时间:2020-05-12 15:04:28  作者:嘉平二十一
  季度之听着其他兄妹的嗤笑和季梨园的嘲讽,一脸菜色。
  这时小厮端着热好的餐盒进来,季梨园站起来接过,转身挨个扫了坐在桌旁的人一眼,冷笑一声。
  “各位弟弟妹妹,我季梨园虽然生母身份低微,但我脑袋没毛病,你们以前对我做的那些事,我每一件都没有忘记。看在我们是血亲的份上,我善良的提醒你们一句,你们现在做出一份虚情假意的恭敬,早就晚了,我要是你们,就趁着季准还掌权,多给自己攒点钱,等被赶出去之后,还能少受点罪。”
  说罢,头也不回的离开了,留下面面相觑的众人。
  阿音还在饿肚子,动作必须要快。
  毕竟现在跪搓衣板挺凉的,还可疼。
 
 
第14章 君子报仇,十年未晚
  果然没过几日,端王陈萤又找了上来,和苏鄞在书房里嘀嘀咕咕说了半天,才告辞离开。

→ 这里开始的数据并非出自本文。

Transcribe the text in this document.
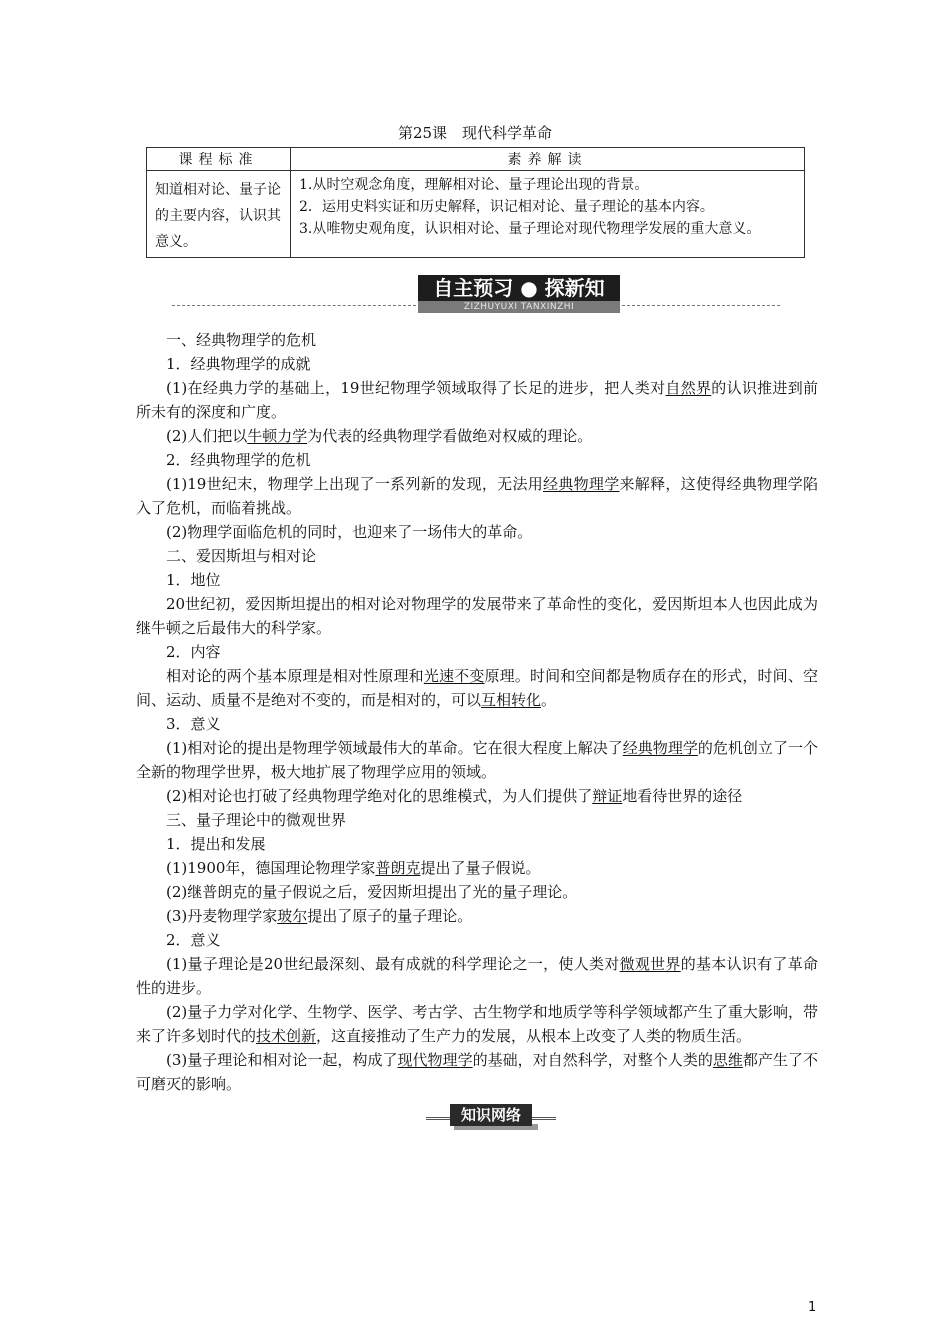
第25课　现代科学革命
课程标准	素养解读
知道相对论、量子论的主要内容，认识其意义。	1.从时空观念角度，理解相对论、量子理论出现的背景。
2．运用史料实证和历史解释，识记相对论、量子理论的基本内容。
3.从唯物史观角度，认识相对论、量子理论对现代物理学发展的重大意义。
自主预习 ● 探新知
ZIZHUYUXI TANXINZHI

一、经典物理学的危机

1．经典物理学的成就

(1)在经典力学的基础上，19世纪物理学领域取得了长足的进步，把人类对自然界的认识推进到前所未有的深度和广度。

(2)人们把以牛顿力学为代表的经典物理学看做绝对权威的理论。

2．经典物理学的危机

(1)19世纪末，物理学上出现了一系列新的发现，无法用经典物理学来解释，这使得经典物理学陷入了危机，而临着挑战。

(2)物理学面临危机的同时，也迎来了一场伟大的革命。

二、爱因斯坦与相对论

1．地位

20世纪初，爱因斯坦提出的相对论对物理学的发展带来了革命性的变化，爱因斯坦本人也因此成为继牛顿之后最伟大的科学家。

2．内容

相对论的两个基本原理是相对性原理和光速不变原理。时间和空间都是物质存在的形式，时间、空间、运动、质量不是绝对不变的，而是相对的，可以互相转化。

3．意义

(1)相对论的提出是物理学领域最伟大的革命。它在很大程度上解决了经典物理学的危机创立了一个全新的物理学世界，极大地扩展了物理学应用的领域。

(2)相对论也打破了经典物理学绝对化的思维模式，为人们提供了辩证地看待世界的途径

三、量子理论中的微观世界

1．提出和发展

(1)1900年，德国理论物理学家普朗克提出了量子假说。

(2)继普朗克的量子假说之后，爱因斯坦提出了光的量子理论。

(3)丹麦物理学家玻尔提出了原子的量子理论。

2．意义

(1)量子理论是20世纪最深刻、最有成就的科学理论之一，使人类对微观世界的基本认识有了革命性的进步。

(2)量子力学对化学、生物学、医学、考古学、古生物学和地质学等科学领域都产生了重大影响，带来了许多划时代的技术创新，这直接推动了生产力的发展，从根本上改变了人类的物质生活。

(3)量子理论和相对论一起，构成了现代物理学的基础，对自然科学，对整个人类的思维都产生了不可磨灭的影响。

知识网络
1
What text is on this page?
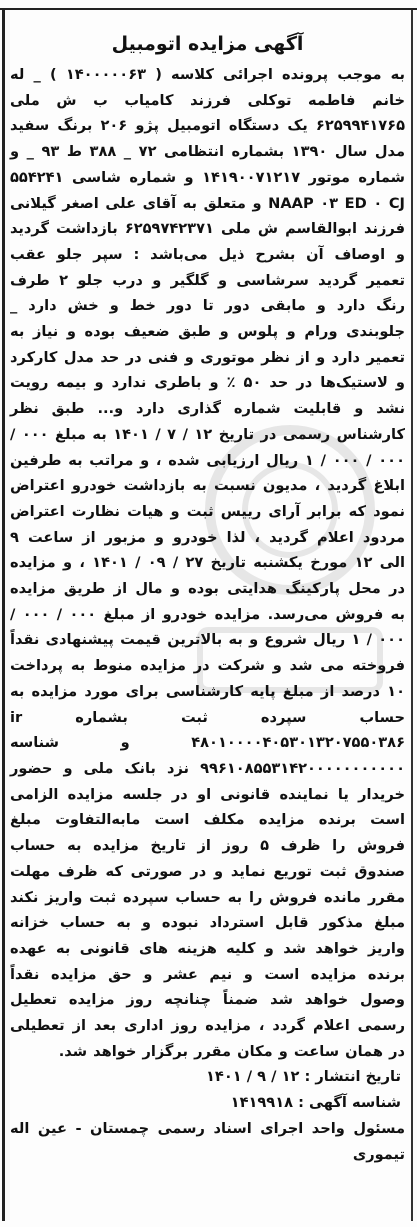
آگهی مزایده اتومبیل

به موجب پرونده اجرائی کلاسه ( ۱۴۰۰۰۰۰۶۳ ) _ له خانم فاطمه توکلی فرزند کامیاب ب ش ملی ۶۲۵۹۹۴۱۷۶۵ یک دستگاه اتومبیل پژو ۲۰۶ برنگ سفید مدل سال ۱۳۹۰ بشماره انتظامی ۷۲ _ ۳۸۸ ط ۹۳ _ و شماره موتور ۱۴۱۹۰۰۷۱۲۱۷ و شماره شاسی ۵۵۴۲۴۱ NAAP ۰۳ ED ۰ CJ و متعلق به آقای علی اصغر گیلانی فرزند ابوالقاسم ش ملی ۶۲۵۹۷۴۲۳۷۱ بازداشت گردید و اوصاف آن بشرح ذیل می‌باشد : سپر جلو عقب تعمیر گردید سرشاسی و گلگیر و درب جلو ۲ طرف رنگ دارد و مابقی دور تا دور خط و خش دارد _ جلوبندی ورام و پلوس و طبق ضعیف بوده و نیاز به تعمیر دارد و از نظر موتوری و فنی در حد مدل کارکرد و لاستیک‌ها در حد ۵۰ ٪ و باطری ندارد و بیمه رویت نشد و قابلیت شماره گذاری دارد و... طبق نظر کارشناس رسمی در تاریخ ۱۲ / ۷ / ۱۴۰۱ به مبلغ ۰۰۰ / ۰۰۰ / ۰۰۰ / ۱ ریال ارزیابی شده ، و مراتب به طرفین ابلاغ گردید ، مدیون نسبت به بازداشت خودرو اعتراض نمود که برابر آرای رییس ثبت و هیات نظارت اعتراض مردود اعلام گردید ، لذا خودرو و مزبور از ساعت ۹ الی ۱۲ مورخ یکشنبه تاریخ ۲۷ / ۰۹ / ۱۴۰۱ ، و مزایده در محل پارکینگ هدایتی بوده و مال از طریق مزایده به فروش می‌رسد. مزایده خودرو از مبلغ ۰۰۰ / ۰۰۰ / ۰۰۰ / ۱ ریال شروع و به بالاترین قیمت پیشنهادی نقداً فروخته می شد و شرکت در مزایده منوط به پرداخت ۱۰ درصد از مبلغ پایه کارشناسی برای مورد مزایده به حساب سپرده ثبت بشماره ir ۴۸۰۱۰۰۰۰۴۰۵۳۰۱۳۲۰۷۵۵۰۳۸۶ و شناسه ۹۹۶۱۰۸۵۵۳۱۴۲۰۰۰۰۰۰۰۰۰۰۰ نزد بانک ملی و حضور خریدار یا نماینده قانونی او در جلسه مزایده الزامی است برنده مزایده مکلف است مابه‌التفاوت مبلغ فروش را ظرف ۵ روز از تاریخ مزایده به حساب صندوق ثبت توریع نماید و در صورتی که ظرف مهلت مقرر مانده فروش را به حساب سپرده ثبت واریز نکند مبلغ مذکور قابل استرداد نبوده و به حساب خزانه واریز خواهد شد و کلیه هزینه های قانونی به عهده برنده مزایده است و نیم عشر و حق مزایده نقداً وصول خواهد شد ضمناً چنانچه روز مزایده تعطیل رسمی اعلام گردد ، مزایده روز اداری بعد از تعطیلی در همان ساعت و مکان مقرر برگزار خواهد شد.

تاریخ انتشار : ۱۲ / ۹ / ۱۴۰۱
شناسه آگهی : ۱۴۱۹۹۱۸

مسئول واحد اجرای اسناد رسمی چمستان - عین اله تیموری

  季梨园见陈萤走了,从书房的屏风后转了出来,坐到一张圈椅上,给自己到了一杯清茶喝了一口,缓缓说道,“这个陈萤,脑子是有的,不过实在太急功近利了些。”
  苏鄞也凑到季梨园身边坐下,放着桌上的茶壶不拿,非要去抢季梨园的那杯。
  季梨园无奈的松了劲,把茶杯让给苏鄞。
  苏鄞美滋滋的喝了一口,“也不怪他急功近利,皇上已经有小半个月没露面了,听说身体也不好。若是这时皇上出了什么事,陈萤可就一点希望都没了。”
  季梨园挑了一下眉,问道:“那他可是想逼宫?”
  苏鄞点点头:“想逼宫,所以搭上了丞相,想给自己留条后路,所以找上了你我。”
  “呵。”季梨园冷笑一声,“他的如意算盘打的倒是好,不过丞相已经位极人臣,为何如此糊涂。”
  “丞相老了,子孙又是庸碌之人,太子哪里看得上,他总要替他们、替刘家谋一条出路。”
  季梨园想起了前几日被他们胖揍一顿的,不正是这位丞相大人的宝贝孙儿。
  想着昔日学堂的折辱,季梨园缓缓摸了摸佩刀,“阿音,到时候那个刘敏,记得留给我。”
  “刘敏?你们什么时候有了过节?不是因为那次他调戏女孩子吧?”
  季梨园如今和苏鄞相知相恋,自然不会再隐瞒,便把在学堂发生的事情全部告诉了苏鄞。
  “卧槽!”苏鄞直接跳了脚,“还等什么到时候啊!早知道那天就不应该轻饶了他!今天我就要把那几个孙子揍一顿。”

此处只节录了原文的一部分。